Abby, 29, a marketing executive, recalls being called frigid by her first boyfriend. "It sounded like something so horrible that you're just born with and can't do anything about," she says. Scared to read up on it because of what she might find, and terrified to bring up the topic with friends because of what they might say about her, she stayed mum on the subject. She remained single and sexless in the city for four whole years until someone gave her a racy book that turned out to be a sex manual.

"It had a whole chapter on frigidity, but because it was called that, I kept on reading because I could recognize the symptoms," she says. "I realized I couldn't successfully do it with my ex-boyfriend because I thought sex was dirty, and the whole time I would feel super guilty." This discovery led her to see a therapist and after a few sessions Abby started dating again, which then led to a new relationship. And the sex? "Is crazy good," she says, without blinking.

Other causes of sexual dysfunction include trauma and depression, for which, like Abby, you will need to see a therapist, and stress—if you're overworked and super pressured, it could be the cause of your not-so-super sex life.

Sex Life Self-Help #2: Know Thyself

Love can literally hurt. Emily, 26, a real estate broker, had lost interest in sex after several attempts with her last boyfriend ended in her writhing in pain, and not pleasure. "After several months of trying," says Emily, "I felt like there was mounting pressure for me to have a good time. It has put some strain in the relationship."

If you're willing to find some "home solution" before running to the doctor, here is some practical advice: Make time for sex with a willing partner. Block off an entire afternoon, and schedule nothing in the evening. Stay in with your man and a stack of sexy movies, sex manuals, and lots of lubricant. Think of it as an afternoon class where, in the privacy of your room, you and your man will discover what turns you on—the right pace, the right positions, the right pressure. The idea that it's not a performance removes the pressure of doing it right ASAP and allows for hits and misses. It could be fun, highly educational, or simply orgasmic.

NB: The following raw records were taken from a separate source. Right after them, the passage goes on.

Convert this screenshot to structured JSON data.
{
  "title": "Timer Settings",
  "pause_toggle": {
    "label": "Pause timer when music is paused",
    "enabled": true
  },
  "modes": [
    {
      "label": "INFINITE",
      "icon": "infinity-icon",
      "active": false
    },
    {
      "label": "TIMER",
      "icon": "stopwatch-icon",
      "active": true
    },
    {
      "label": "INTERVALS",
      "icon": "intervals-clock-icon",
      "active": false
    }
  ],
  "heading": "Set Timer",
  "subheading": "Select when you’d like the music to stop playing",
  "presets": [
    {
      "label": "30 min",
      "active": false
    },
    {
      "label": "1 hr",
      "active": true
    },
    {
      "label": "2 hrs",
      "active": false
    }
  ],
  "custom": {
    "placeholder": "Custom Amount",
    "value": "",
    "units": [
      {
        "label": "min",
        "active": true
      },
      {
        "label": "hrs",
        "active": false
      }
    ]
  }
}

You could also spend some time knowing yourself—masturbation is a good way to know what turns you on. If you know what areas stimulate you, and how, you could let your partner know via the old moan-means-yes method if you feel that giving him a crash course on lovemaking will crush his sexy mood. Let him explore you, and when he hits the right spots, simply moan out loud (a small challenge for silent types). But giving him signals will clue him in on how to do it right, and will even get him excited over the prospect that he's making you feel really good.

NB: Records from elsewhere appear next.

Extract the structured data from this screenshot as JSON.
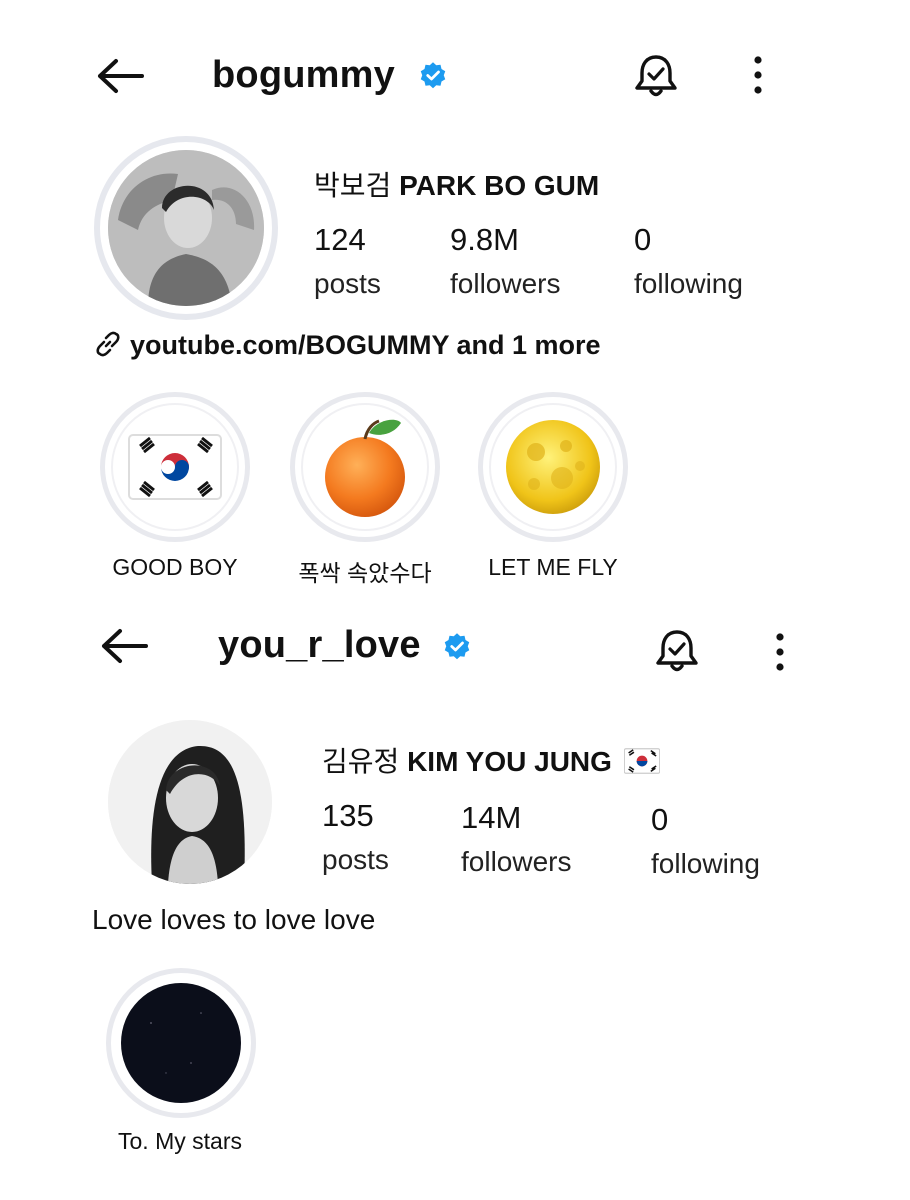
{
  "profile1": {
    "username": "bogummy",
    "full_name_ko": "박보검",
    "full_name_en": "PARK BO GUM",
    "stats": [
      {
        "value": "124",
        "label": "posts"
      },
      {
        "value": "9.8M",
        "label": "followers"
      },
      {
        "value": "0",
        "label": "following"
      }
    ],
    "link_text": "youtube.com/BOGUMMY and 1 more",
    "highlights": [
      {
        "label": "GOOD BOY",
        "icon": "korea-flag-icon"
      },
      {
        "label": "폭싹 속았수다",
        "icon": "tangerine-icon"
      },
      {
        "label": "LET ME FLY",
        "icon": "full-moon-icon"
      }
    ]
  },
  "profile2": {
    "username": "you_r_love",
    "full_name_ko": "김유정",
    "full_name_en": "KIM YOU JUNG",
    "stats": [
      {
        "value": "135",
        "label": "posts"
      },
      {
        "value": "14M",
        "label": "followers"
      },
      {
        "value": "0",
        "label": "following"
      }
    ],
    "bio": "Love loves to love love",
    "highlights": [
      {
        "label": "To. My stars",
        "icon": "starry-night-icon"
      }
    ]
  },
  "colors": {
    "verified_blue": "#1d9bf0",
    "ring_gray": "#e6e8ee",
    "text": "#111111"
  }
}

Phillip Hodson, author of The Cosmopolitan Guide to Love, Sex and Relationships affirms, "masturbation represents a valuable phase of sexual learning. It allows you to grow comfortable in your own sexual response. You are then in a far better position to share this with a partner..."

Sex Life Self-Help #3: Wanted: A Perfectly Willing Mate

When Cat, 28, met her current boyfriend, Sam, she was in the middle of an abusive relationship. Still, old traumas remained. "Sam is perfect, but making love is difficult for me," says Cat. "I don't believe we're sexually incompatible—not yet."

Sometimes great sex is a case of whom you're doing it with. Unless you're the type who can isolate the act for what it is—just sex—you'll need to find a suitable partner. Hodson says, "Lack of desire will often show itself as a low sex urge because those who do not feel sexy will obviously not want to make love often... The brain may have good reasons for turning off feelings of desire, and attempts to overcome the inhibition may provoke sensations of vulnerability or panic." Panic sometimes manifests physically, often in the form of dryness or intense tightness in the vaginal area, resulting in pain. Hodson also says, "A safe environment—and relationship—are obviously essential before making the attempt."

It takes two to tango, and two to untangle bedroom-related issues. The key is to get your partner open to the idea of tracking down the psychological causes—whether it's depression, trauma, shock, guilt, boredom, or a sense of duty that dampens the excitement of sex, your partner should be willing to work it out with you.